Back-End Compiler (DeepTools)

The back-end compiler is a proprietary component called DeepTools, developed by IBM. It takes the SuperDSC JSON specifications produced by the Torch-Spyre front-end and generates optimized Spyre program binaries.

Responsibilities

The back-end compiler is responsible for:

  • Dataflow mapping — mapping SuperDSC operations to optimized Spyre dataflows and execution patterns

  • Core scheduling — determining the precise execution order and timing of operations across cores

  • Binary generation — producing the executable program binaries loaded onto the Spyre device at runtime

Front-End Artifacts

For every torch.compiled function, the front-end emits two kinds of artifacts:

Artifact

Consumer

Purpose

SuperDSC JSON

DeepTools

Per-kernel operation specification: tensor layouts, work division, OpFunc selection. DeepTools turns each SuperDSC into a device binary that includes both compute and the load/store sequence that stages tiles from LPDDR5 into the LX scratchpad.

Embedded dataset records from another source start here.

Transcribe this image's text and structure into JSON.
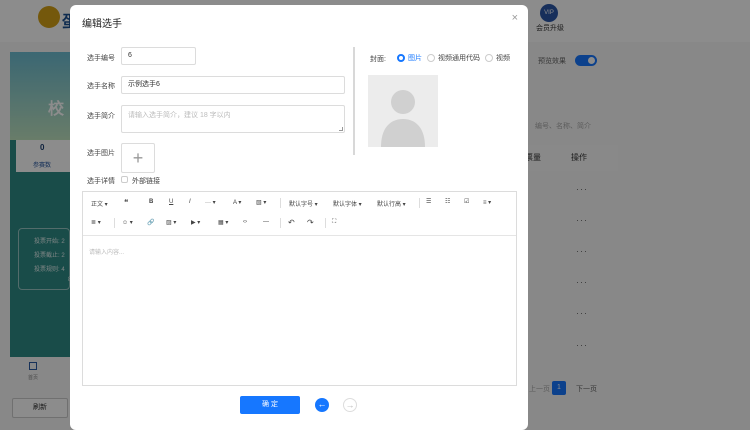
{
  "background": {
    "logo_text": "蛋",
    "vip_badge": "VIP",
    "vip_label": "会员升级",
    "phone_title": "校",
    "stat_value": "0",
    "stat_label": "参赛数",
    "info_lines": [
      "投票开始: 2",
      "投票截止: 2",
      "投票规则: 4",
      "8"
    ],
    "nav_label": "首页",
    "refresh_label": "刷新",
    "preview_label": "预览效果",
    "search_hint": "编号、名称、简介",
    "col_votes": "票量",
    "col_action": "操作",
    "row_action_icon": "···",
    "pagination": {
      "prev": "上一页",
      "current": "1",
      "next": "下一页"
    }
  },
  "modal": {
    "title": "编辑选手",
    "close_icon": "×",
    "fields": {
      "number_label": "选手编号",
      "number_value": "6",
      "name_label": "选手名称",
      "name_value": "示例选手6",
      "intro_label": "选手简介",
      "intro_placeholder": "请输入选手简介，建议 18 字以内",
      "image_label": "选手图片",
      "upload_plus": "+",
      "detail_label": "选手详情",
      "external_link_label": "外部链接"
    },
    "cover": {
      "label": "封面:",
      "options": [
        {
          "label": "图片",
          "selected": true
        },
        {
          "label": "视频通用代码",
          "selected": false
        },
        {
          "label": "视频",
          "selected": false
        }
      ]
    },
    "editor": {
      "toolbar_row1": [
        {
          "label": "正文 ▾",
          "icon": "paragraph-dropdown"
        },
        {
          "label": "❝",
          "icon": "quote-icon"
        },
        {
          "label": "B",
          "icon": "bold-icon"
        },
        {
          "label": "U",
          "icon": "underline-icon"
        },
        {
          "label": "I",
          "icon": "italic-icon"
        },
        {
          "label": "··· ▾",
          "icon": "more-style-icon"
        },
        {
          "label": "A ▾",
          "icon": "font-color-icon"
        },
        {
          "label": "▧ ▾",
          "icon": "bg-color-icon"
        },
        {
          "label": "默认字号 ▾",
          "icon": "font-size-dropdown"
        },
        {
          "label": "默认字体 ▾",
          "icon": "font-family-dropdown"
        },
        {
          "label": "默认行高 ▾",
          "icon": "line-height-dropdown"
        },
        {
          "label": "☰",
          "icon": "bulleted-list-icon"
        },
        {
          "label": "☷",
          "icon": "numbered-list-icon"
        },
        {
          "label": "☑",
          "icon": "todo-icon"
        },
        {
          "label": "≡ ▾",
          "icon": "align-icon"
        }
      ],
      "toolbar_row2": [
        {
          "label": "≣ ▾",
          "icon": "indent-icon"
        },
        {
          "label": "☺ ▾",
          "icon": "emoji-icon"
        },
        {
          "label": "🔗",
          "icon": "link-icon"
        },
        {
          "label": "▨ ▾",
          "icon": "image-icon"
        },
        {
          "label": "▶ ▾",
          "icon": "video-icon"
        },
        {
          "label": "▦ ▾",
          "icon": "table-icon"
        },
        {
          "label": "‹›",
          "icon": "code-icon"
        },
        {
          "label": "—",
          "icon": "divider-icon"
        },
        {
          "label": "↶",
          "icon": "undo-icon"
        },
        {
          "label": "↷",
          "icon": "redo-icon"
        },
        {
          "label": "⛶",
          "icon": "fullscreen-icon"
        }
      ],
      "placeholder": "请输入内容..."
    },
    "confirm_label": "确 定",
    "prev_icon": "←",
    "next_icon": "→",
    "accent_color": "#1677ff"
  }
}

DCI (Data Conversion Information)

Runtime (copyAsync)

The DataConversionInfo struct, built by generate_dci() in spyre_mem.cpp from a tensor’s SpyreTensorLayout. It carries loop ranges, host and device strides, and dtype info, and drives the host ↔ LPDDR5 DMA transfer for each graph input and output.

SuperDSC Format

SuperDSC (Super Design Space Config) is a JSON-based intermediate representation that describes the full tile-level compute graph for all 32 Spyre cores. Each artifact is self-contained: it carries everything the hardware needs to execute one scheduled operation deterministically across every core.

Top-level structure

Field

Purpose

coreFoldProp_

How the iteration space is divided across cores (for example {"factor_": 2} for a 2-core split).

numWkSlicesPerDim_

Number of work slices per iteration dimension. {"c0": 2, "c1": 1} says dim c0 is split two ways and dim c1 is not split.

coreIdToWkSlice_

Maps each core ID to the slice indices it owns.

dscs_

Array of DesignSpaceConfig entries, one per compute configuration.

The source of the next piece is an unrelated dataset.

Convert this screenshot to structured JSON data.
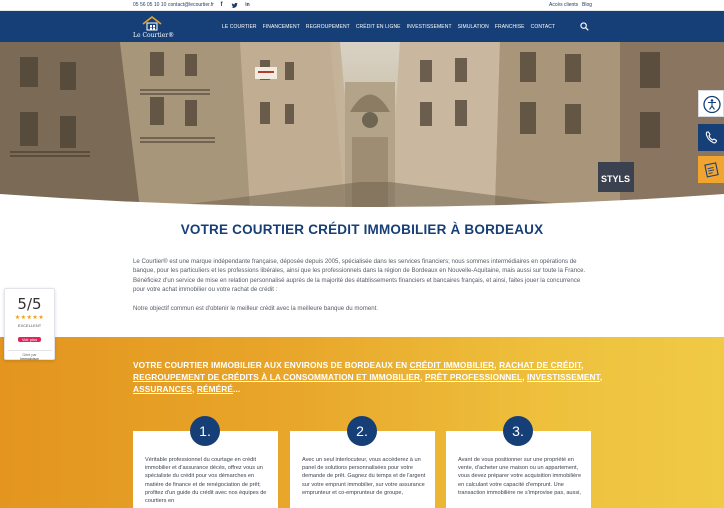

Each dscs_ entry is a complete description of one compute configuration:

Field

Purpose

N_

Full iteration-space extents. {"c0_": 4, "c1_": 64} for a 4×64 op.

dataStageParam_

Per-core dimension sizes for the steady-state (ss_) and epilogue (el_) passes. Tells the runtime how to partition data for transfer into scratchpad.

primaryDsInfo_

Tiling information per logical role (INPUT, KERNEL, OUTPUT, KERNEL_IDX): layoutDimOrder_, stickDimOrder_, stickSize_.

labeledDs_

Tensor descriptors. Each entry pairs a tensor argument with its dsType_ (tiling layout class), dataFormat_ (for example SEN169_FP16), and memOrg_ (HBM or LX residency). The layoutDimOrder_ of each entry is independent: two arguments of the same op can pick different dim orders.

scheduleTree_

Allocate nodes, one per tensor, with memory placement (HBM or LX scratchpad), dimension ordering, per-core start addresses via fold mappings, and coordinate information.

computeOp_

One entry per operation, encoding the execution unit (PT or SFP), op name, data format, fidelity, and input/output tensor references.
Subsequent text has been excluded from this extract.